Chissà se le cose possano rimanere le stesse
dopo una parola di troppo
e una confessione arrischiata
marcita per lungo tempo sulla punta della lingua
e finalmente sputata.
Adesso che ci guardiamo
siamo più stranieri l’uno all’altra
e ci fissiamo come a voler pescare un che di familiare
in occhi alieni.
Ma all’amo abbocca poco - qualche alga, forse,
così per caso.
Temporeggiare credendo
che non arriverà mai il momento,
con la pretesa di mettere in pausa
la vita intera, nello spazio di una bella risata
mentre i nostri passi riempiono il portico
e si sindaca su cosa sia rivoluzione,
su cosa sia già stato detto, su cosa manchi all’appello,
su che direzioni prendere
per rispondere all’illusione di distinguerci,
di essere esemplari rari.
Certo tu lo sei per me e forse anche viceversa.

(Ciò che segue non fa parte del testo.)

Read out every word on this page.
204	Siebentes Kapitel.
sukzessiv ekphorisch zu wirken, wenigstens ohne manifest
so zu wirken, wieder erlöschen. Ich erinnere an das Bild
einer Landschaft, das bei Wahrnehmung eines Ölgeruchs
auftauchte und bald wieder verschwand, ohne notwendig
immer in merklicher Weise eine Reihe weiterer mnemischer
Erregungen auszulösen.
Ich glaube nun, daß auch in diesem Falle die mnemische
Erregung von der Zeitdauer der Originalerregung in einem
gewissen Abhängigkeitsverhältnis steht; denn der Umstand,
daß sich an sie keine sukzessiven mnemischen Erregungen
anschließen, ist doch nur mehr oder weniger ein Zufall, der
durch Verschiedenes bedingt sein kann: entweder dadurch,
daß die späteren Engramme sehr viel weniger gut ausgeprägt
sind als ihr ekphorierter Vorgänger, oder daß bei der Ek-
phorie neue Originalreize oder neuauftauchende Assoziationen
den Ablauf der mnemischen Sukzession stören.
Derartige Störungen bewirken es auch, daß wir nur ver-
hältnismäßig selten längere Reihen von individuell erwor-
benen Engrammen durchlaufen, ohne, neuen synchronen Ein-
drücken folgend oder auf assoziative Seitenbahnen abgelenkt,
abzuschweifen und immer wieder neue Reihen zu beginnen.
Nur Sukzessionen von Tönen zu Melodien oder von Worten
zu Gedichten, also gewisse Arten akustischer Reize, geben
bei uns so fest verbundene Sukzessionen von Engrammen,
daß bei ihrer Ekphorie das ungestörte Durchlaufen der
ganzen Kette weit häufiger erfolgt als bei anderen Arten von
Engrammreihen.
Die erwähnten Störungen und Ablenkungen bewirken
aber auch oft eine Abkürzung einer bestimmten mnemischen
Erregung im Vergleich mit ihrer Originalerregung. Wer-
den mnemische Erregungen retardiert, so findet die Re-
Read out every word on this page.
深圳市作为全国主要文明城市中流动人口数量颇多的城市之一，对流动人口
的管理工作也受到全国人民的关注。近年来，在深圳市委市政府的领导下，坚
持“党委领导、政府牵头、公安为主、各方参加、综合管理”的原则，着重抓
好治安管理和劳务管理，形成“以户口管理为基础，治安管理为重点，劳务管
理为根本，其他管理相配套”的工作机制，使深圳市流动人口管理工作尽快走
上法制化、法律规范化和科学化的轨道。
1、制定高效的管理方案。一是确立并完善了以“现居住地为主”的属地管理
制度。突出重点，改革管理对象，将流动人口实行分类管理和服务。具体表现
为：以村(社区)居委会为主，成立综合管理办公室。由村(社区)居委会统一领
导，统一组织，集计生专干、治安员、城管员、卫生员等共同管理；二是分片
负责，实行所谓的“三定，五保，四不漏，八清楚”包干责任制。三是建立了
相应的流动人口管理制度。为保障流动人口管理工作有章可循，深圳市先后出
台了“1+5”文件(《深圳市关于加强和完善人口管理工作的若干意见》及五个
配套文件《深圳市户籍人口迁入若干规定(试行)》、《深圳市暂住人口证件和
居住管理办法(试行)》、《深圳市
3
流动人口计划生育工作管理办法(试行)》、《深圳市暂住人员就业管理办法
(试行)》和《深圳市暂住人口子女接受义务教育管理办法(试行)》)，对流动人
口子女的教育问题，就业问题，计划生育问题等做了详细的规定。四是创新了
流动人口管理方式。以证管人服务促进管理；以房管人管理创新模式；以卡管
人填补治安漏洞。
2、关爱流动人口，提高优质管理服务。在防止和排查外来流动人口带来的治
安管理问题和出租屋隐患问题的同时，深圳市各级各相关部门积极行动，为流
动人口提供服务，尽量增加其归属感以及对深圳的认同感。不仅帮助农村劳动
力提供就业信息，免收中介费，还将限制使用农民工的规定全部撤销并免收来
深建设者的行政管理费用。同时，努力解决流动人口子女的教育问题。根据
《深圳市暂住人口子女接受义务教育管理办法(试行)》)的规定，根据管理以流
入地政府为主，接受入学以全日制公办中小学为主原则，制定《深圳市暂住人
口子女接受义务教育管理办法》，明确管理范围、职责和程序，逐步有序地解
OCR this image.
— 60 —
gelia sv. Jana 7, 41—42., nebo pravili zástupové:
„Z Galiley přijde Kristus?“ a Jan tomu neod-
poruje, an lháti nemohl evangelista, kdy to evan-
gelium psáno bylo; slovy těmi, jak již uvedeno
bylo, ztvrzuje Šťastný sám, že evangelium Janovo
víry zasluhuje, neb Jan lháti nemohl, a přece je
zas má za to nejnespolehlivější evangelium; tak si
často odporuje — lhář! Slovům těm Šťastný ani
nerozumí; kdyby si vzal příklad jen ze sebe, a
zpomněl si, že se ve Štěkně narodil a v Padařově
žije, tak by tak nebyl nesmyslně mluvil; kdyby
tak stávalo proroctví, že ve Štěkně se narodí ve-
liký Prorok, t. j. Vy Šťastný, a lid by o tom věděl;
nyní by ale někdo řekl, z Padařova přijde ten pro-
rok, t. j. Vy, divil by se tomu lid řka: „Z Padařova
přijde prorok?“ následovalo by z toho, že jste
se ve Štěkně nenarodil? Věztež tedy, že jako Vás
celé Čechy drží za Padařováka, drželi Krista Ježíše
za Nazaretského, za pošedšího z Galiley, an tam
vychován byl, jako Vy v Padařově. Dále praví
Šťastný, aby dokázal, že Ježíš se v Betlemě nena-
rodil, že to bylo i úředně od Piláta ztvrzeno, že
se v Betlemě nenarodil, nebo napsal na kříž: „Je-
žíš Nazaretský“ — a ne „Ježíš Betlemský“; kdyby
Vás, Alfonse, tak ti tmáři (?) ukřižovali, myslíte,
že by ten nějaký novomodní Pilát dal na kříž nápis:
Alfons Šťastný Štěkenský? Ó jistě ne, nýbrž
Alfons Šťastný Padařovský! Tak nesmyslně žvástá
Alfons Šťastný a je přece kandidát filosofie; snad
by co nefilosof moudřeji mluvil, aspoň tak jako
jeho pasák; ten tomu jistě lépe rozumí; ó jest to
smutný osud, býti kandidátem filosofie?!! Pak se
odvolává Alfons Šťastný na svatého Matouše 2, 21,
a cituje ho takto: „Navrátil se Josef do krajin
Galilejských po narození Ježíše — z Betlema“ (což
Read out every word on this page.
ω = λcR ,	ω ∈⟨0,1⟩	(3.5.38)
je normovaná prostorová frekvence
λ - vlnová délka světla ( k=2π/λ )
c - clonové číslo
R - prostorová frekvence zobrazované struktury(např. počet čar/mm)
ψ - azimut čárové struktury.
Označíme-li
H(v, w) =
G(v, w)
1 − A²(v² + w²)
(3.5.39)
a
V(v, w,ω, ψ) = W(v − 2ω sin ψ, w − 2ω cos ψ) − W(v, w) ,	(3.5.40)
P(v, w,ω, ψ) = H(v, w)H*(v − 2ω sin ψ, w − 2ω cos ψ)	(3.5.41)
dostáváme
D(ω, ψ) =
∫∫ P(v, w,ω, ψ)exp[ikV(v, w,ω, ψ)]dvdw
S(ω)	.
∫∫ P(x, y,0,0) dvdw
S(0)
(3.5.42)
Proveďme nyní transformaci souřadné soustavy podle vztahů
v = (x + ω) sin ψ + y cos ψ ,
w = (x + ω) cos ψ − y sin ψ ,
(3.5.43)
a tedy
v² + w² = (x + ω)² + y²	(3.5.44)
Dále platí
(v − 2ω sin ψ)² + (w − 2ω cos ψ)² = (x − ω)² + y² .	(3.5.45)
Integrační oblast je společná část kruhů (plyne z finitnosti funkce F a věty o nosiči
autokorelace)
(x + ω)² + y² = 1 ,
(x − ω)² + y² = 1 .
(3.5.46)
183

Ma com’è banale il decorso di quest’amore:
adesso non si può, ma chissà se si abbia voglia
di aspettare, di verificare - sai, col tempo -
la tenuta delle nostre promesse.
Forse sei un po’ troppo alto e quando t’abbraccio
non basta che mi sollevi sulle punte.
Forse prendo tutto troppo sul serio
ed è meno divertente di quanto ti aspettavi.
Prima di dormire
mia nonna mi raccontava di Euridice.
“Orfeo si gira al momento sbagliato; sentiva
il profumo delle sue trecce. Tutto per volerla vedere, d’un tratto…”
“No, no!” scalpitavo - che strazio ascoltare.
Sarà, il tempismo, una favola per bambini?
Io esito a voltarmi. Ora che mi guardo,
non sono neppure su una barca: ho l’acqua alla gola.
Però lo sento il tuo profumo. Tutto per volerti vedere.